Here’s how the input JSON payload might look for this action:

{
  "seed": 23,
  "version": "svd_xt",
  "inputImage": "https://replicate.delivery/pbxt/JwbPVJ24A2Igxw2g0NJ1b3LM4XTXj4GvEYpuUOU958IMlt4o/test_image.png",
  "motionBucketId": 127,
  "numberOfFrames": 25,
  "sizingStrategy": "crop_to_16_9",
  "decodingThreshold": 7,
  "framesPerSecondId": 6,
  "conditionAugmentation": 0.02
}

Output

The action typically returns a URL to the generated video file. For instance:

Example Output:
"https://assets.cognitiveactions.com/invocations/392f14a1-d975-48e0-9d16-b540c3f374c3/5e647275-ddf3-4890-97e7-222f8931ef36.mp4"

Conceptual Usage Example (Python)

Here is a conceptual Python code snippet that demonstrates how to call the Generate Stable Video Diffusion action:

import requests
import json

# Replace with your Cognitive Actions API key and endpoint
COGNITIVE_ACTIONS_API_KEY = "YOUR_COGNITIVE_ACTIONS_API_KEY"
COGNITIVE_ACTIONS_EXECUTE_URL = "https://api.cognitiveactions.com/actions/execute"  # Hypothetical endpoint

action_id = "1c3bfc7a-f011-4045-95e8-847fa50625d2"  # Action ID for Generate Stable Video Diffusion

# Construct the input payload based on the action's requirements
payload = {
    "seed": 23,
    "version": "svd_xt",
    "inputImage": "https://replicate.delivery/pbxt/JwbPVJ24A2Igxw2g0NJ1b3LM4XTXj4GvEYpuUOU958IMlt4o/test_image.png",
    "motionBucketId": 127,
    "numberOfFrames": 25,
    "sizingStrategy": "crop_to_16_9",
    "decodingThreshold": 7,
    "framesPerSecondId": 6,
    "conditionAugmentation": 0.02
}

headers = {
    "Authorization": f"Bearer {COGNITIVE_ACTIONS_API_KEY}",
    "Content-Type": "application/json"
}

try:
    response = requests.post(
        COGNITIVE_ACTIONS_EXECUTE_URL,
        headers=headers,
        json={"action_id": action_id, "inputs": payload}  # Hypothetical structure
    )
    response.raise_for_status()  # Raise an exception for bad status codes (4xx or 5xx)

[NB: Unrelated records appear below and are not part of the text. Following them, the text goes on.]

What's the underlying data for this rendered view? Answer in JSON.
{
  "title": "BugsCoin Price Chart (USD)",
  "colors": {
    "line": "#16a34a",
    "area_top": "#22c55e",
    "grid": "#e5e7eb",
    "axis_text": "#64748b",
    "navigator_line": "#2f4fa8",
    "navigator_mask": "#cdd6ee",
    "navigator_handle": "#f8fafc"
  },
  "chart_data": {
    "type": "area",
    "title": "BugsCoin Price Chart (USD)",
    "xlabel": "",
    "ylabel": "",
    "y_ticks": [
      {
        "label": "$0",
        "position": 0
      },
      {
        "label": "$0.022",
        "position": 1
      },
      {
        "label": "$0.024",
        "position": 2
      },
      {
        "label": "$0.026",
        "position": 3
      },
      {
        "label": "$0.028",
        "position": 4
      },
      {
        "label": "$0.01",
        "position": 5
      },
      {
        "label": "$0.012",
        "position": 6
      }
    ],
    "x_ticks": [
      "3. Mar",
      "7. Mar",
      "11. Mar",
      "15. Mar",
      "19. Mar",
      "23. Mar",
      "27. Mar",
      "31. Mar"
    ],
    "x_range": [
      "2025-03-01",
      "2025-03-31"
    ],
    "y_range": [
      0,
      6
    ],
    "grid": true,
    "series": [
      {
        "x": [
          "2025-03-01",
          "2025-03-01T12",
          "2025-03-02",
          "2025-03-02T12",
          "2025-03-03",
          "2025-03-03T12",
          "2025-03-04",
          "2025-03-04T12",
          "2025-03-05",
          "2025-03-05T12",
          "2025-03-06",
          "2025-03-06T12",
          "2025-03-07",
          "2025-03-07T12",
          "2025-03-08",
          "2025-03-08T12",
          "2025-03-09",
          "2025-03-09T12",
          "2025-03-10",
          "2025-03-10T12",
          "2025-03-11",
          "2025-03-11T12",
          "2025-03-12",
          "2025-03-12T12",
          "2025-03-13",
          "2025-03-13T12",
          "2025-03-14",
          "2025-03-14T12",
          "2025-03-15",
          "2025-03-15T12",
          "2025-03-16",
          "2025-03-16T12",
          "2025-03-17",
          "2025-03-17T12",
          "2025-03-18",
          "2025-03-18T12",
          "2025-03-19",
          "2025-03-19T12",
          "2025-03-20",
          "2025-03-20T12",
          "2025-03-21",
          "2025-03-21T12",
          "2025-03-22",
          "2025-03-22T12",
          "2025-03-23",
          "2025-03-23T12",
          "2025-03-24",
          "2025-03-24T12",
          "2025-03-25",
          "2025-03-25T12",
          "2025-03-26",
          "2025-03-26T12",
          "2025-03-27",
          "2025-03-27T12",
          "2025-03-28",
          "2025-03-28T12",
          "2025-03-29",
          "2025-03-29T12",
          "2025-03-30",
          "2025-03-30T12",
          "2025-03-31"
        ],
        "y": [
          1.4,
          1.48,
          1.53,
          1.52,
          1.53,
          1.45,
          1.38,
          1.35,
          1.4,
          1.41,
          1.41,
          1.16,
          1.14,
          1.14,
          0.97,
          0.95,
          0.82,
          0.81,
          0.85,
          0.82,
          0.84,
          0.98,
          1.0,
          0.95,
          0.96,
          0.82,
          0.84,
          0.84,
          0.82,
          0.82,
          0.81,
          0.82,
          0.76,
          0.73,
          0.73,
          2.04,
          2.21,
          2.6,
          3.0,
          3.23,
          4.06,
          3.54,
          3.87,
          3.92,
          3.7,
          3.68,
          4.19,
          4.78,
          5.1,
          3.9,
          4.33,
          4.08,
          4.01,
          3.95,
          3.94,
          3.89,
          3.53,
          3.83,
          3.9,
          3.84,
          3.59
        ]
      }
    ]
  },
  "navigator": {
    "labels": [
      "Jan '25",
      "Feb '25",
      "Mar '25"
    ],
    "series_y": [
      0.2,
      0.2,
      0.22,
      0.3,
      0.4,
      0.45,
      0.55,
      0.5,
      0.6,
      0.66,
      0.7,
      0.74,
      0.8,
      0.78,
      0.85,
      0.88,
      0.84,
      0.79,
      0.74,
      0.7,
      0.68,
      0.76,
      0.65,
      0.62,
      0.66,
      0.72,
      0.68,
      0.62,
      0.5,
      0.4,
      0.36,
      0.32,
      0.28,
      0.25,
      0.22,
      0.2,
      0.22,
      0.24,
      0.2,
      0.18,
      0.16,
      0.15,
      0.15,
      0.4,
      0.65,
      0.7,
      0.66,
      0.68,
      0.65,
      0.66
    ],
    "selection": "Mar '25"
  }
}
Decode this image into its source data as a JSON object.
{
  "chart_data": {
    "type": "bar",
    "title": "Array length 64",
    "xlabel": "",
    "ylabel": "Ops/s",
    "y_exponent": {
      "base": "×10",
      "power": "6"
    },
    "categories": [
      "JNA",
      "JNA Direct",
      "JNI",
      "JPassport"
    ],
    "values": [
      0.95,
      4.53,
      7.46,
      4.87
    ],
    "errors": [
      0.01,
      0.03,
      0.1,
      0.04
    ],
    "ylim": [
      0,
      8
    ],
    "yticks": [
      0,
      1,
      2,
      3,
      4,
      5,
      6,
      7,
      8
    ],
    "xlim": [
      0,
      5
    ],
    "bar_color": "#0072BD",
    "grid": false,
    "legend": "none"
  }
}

    result = response.json()
    print("Action executed successfully:")
    print(json.dumps(result, indent=2))

except requests.exceptions.RequestException as e:
    print(f"Error executing action {action_id}: {e}")
    if e.response is not None:
        print(f"Response status: {e.response.status_code}")
        try:
            print(f"Response body: {e.response.json()}")
        except json.JSONDecodeError:
            print(f"Response body: {e.response.text}")

In this code, replace the placeholder API key with your actual key. The input payload is constructed according to the specifications, and the action ID is provided to execute the Generate Stable Video Diffusion action.

Conclusion

The Cognitive Actions provided by the sebi75/video-inference API open up exciting possibilities for developers looking to create engaging video content from static images. By leveraging the Generate Stable Video Diffusion action, you can easily implement video transformations that enhance your applications. Whether for creative projects or commercial use, these tools provide a powerful way to innovate in the video generation space. Start experimenting with these actions today to unlock their full potential!